The pattern repeated in disputes, consumer-credit complaints and issues linked to digital banking outages. Thresholds for reporting varied widely, some firms closed cases at diverse speeds, and categories were not aligned across the industry. The FCA ended up maintaining five diverse returns covering mortgages, e-money, consumer credit, payment services and other areas — each built independently over time.

The consolidated return replaces that patchwork with a single structure designed to allow clearer comparisons and remove the mismatches that have hindered supervision since the ahead 2010s.

Why Are Vulnerable Customers Central to the Reform?

The renewed focus on vulnerable customers reflects broader pressure on firms since the Consumer Duty took effect in 2023. The Duty requires firms to deliver “excellent outcomes” for all customers and pay particular attention to those facing health issues, financial strain or reduced digital capability.

Data on these groups has been inconsistent. Many firms have not tagged vulnerability in internal systems, leaving the FCA without a reliable view of how cases are resolved. The pandemic, the cost-of-living crisis and a rise in scam losses pushed the issue further up the political agenda, with MPs on the Treasury Committee repeatedly criticising firms for fragile treatment of at-risk customers.

The new reporting rule forces firms to identify these complaints explicitly, giving supervisors a clearer sense of where risks are building and whether firms are living up to their .

Investor Takeaway

The FCA’s next phase will rely heavily on cross-firm comparisons.
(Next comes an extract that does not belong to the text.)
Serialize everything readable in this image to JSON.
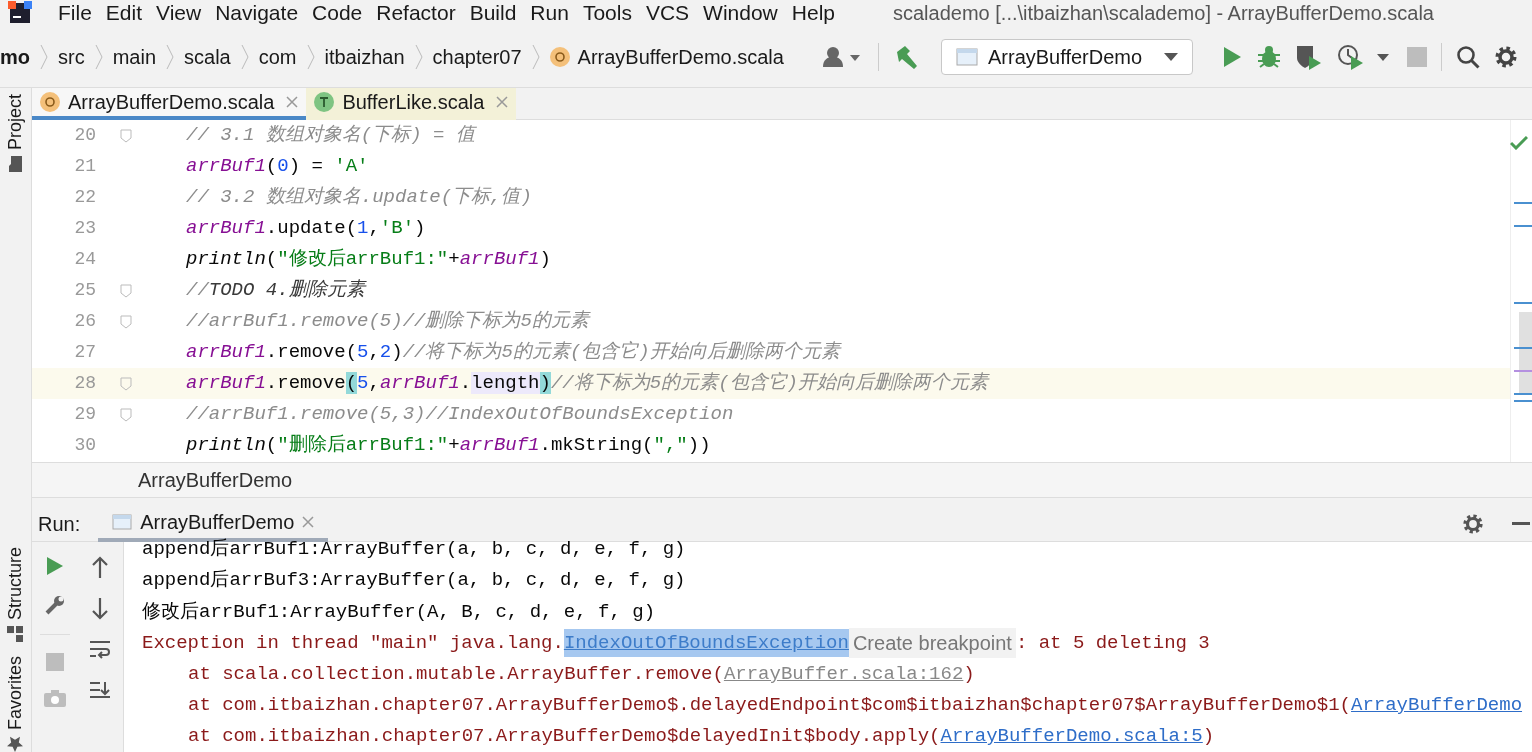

Firms that cannot track vulnerable customers accurately may face sharper scrutiny once the new data begins flowing in.

What Does This Mean for Firms Ahead of the 2027 Deadline?

The new regime applies to the six-month period from 1 January to 30 June 2027. Until then, firms will receive updated guidance and a long transition window to upgrade systems. The FCA extended the timeline later than industry criticism during previous implementations, including the Consumer Duty rollout, where many firms struggled to adapt internal processes at speed.

Operationally, firms will need to rework their complaint-management systems, calibrate tagging for vulnerable customers and map legacy categories to the new unified framework. The shift is expected to simplify ongoing reporting but may require heavy investment in the short term.

Benchmarking will become easier once the regulator begins publishing standardised data, increasing reputational pressure on firms with high or rising complaint rates. The FCA views the consolidated return as the groundwork for a more coherent picture of the financial-services landscape, particularly at a time when arrears, and customer stress indicators are rising.

As firms prepare for the 2027 transition, the FCA’s stance is direct: better data, clearer reporting and stronger oversight of customers most at risk.